Ren Zhengfei (任正非), founder of China’s Huawei Technologies, who usually keeps a low profile, appeared before journalists Thursday and stressed that his company does not steal trade secrets. But this has not deterred aggressively hostile attitude from the West.

The Shenzhen-based company has been facing growing pressure from Western countries, particularly the US, as local politicians consider it an arm of the Chinese government.

The few US politicians who make noise do not represent US society. I believe US industries, enterprises and technology sectors firmly support us and seek greater cooperation with us, Ren noted.

Commenting on his military background and being a Party member, Ren, 75, said don’t confuse business model with ideology.  He expresses gratitude to the Chinese government for providing consular protection to Chinese citizens.

Meng Wanzhou, Ren’s daughter, was arrested on December 1, 2018 by Canadian authorities following a US request. She is now facing an extradition through Canadian courts, and US charges may stem from alleged Huawei’s violation of US sanctions against Iran.

Ren told the Global Times at an interview with multiple Chinese media outlets in Shenzhen, South China’s Guangdong Province on Thursday that he calls Meng frequently and tells her jokes to relax.


“She is very strong,” Ren said.

On the alleged theft of trade secrets, Ren reiterated that the company absolutely respects intellectual property rights of others.
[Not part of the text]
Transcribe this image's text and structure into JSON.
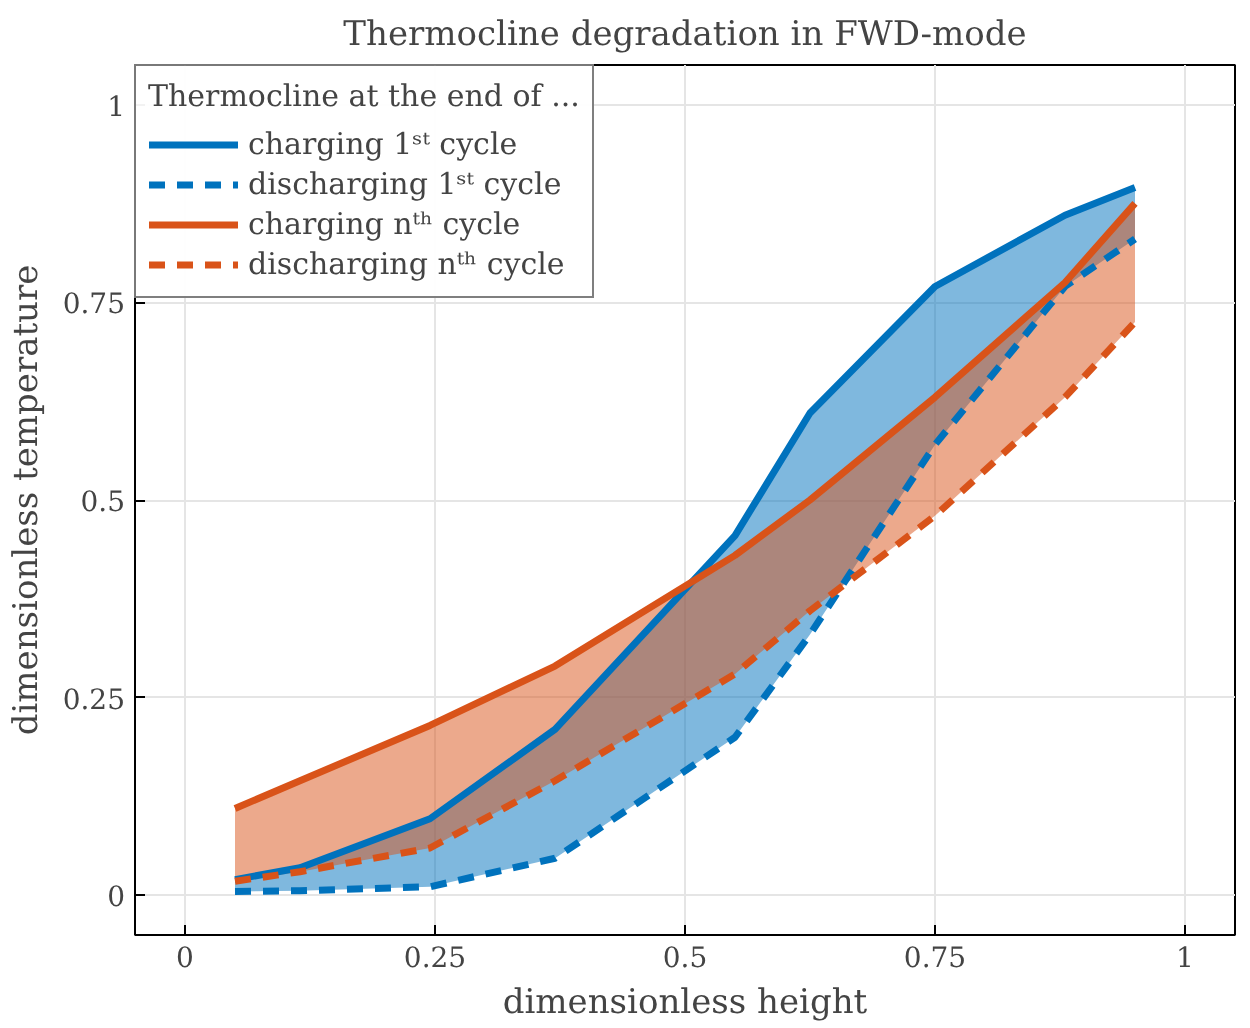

“Huawei now has 87,805 patents, of which 11,152 core patents were granted in the US, and our technology patents are valuable to the information society of the US,” he said.

Huawei has been heavily investing in research and development (R&D) and making major breakthrough in core technologies.

Federal prosecutors are now pursuing a criminal investigation of Huawei for allegedly stealing trade secrets from US business partners, including local carrier T-Mobile, the Wall Street Journal reported on Wednesday.

The investigation stemmed from civil lawsuits against the Chinese company, which is also the largest telecom equipment provider worldwide.

The recent move of federal authorities is seen as part of growing pressure being exerted by the US government on Huawei, in line with its aggressive stance to curb the rise of Chinese high-end technology.

T-Mobile sued Huawei in 2014, claiming that two employees of the Chinese company in its US affiliate spied on a smartphone-testing robot that the US carrier had in its Bellevue lab, and the lawsuit had been settled in federal court in Seattle in 2017, the Seattle Times reported in May 2017.

The jury determined that T-Mobile should be awarded $4.8 million in damages because Huawei had breached a handset supply contract with T-Mobile but it did not award any damages from the trade secret claim, the media report said.

Huawei also filed a lawsuit against T-Mobile for mobile patent infringement, following talks between two countries over a licensing agreement for the 4G patents in 2014, media reported in 2016.

 In 2017, Huawei invested 89.7 billion yuan ($13.3 billion) in R&D, or 14.9 percent of its total revenue, according to the company’s website.

Huawei’s profits were about $9 billion in 2018 and the company invested $15-$20 billion into R&D, according to Ren.  

The Chinese company also ranked fifth in the world’s top 50 companies by their R&D investment in 2018, and Huawei was also the only Chinese company listed, according to 2018 EU Industrial R&D Investment Scoreboard released in December 2018.

Huawei will invest $100 billion in network restructuring in the next five years to make networks highly secure while protecting privacy by following EU General Data Protection Regulations, Ren said.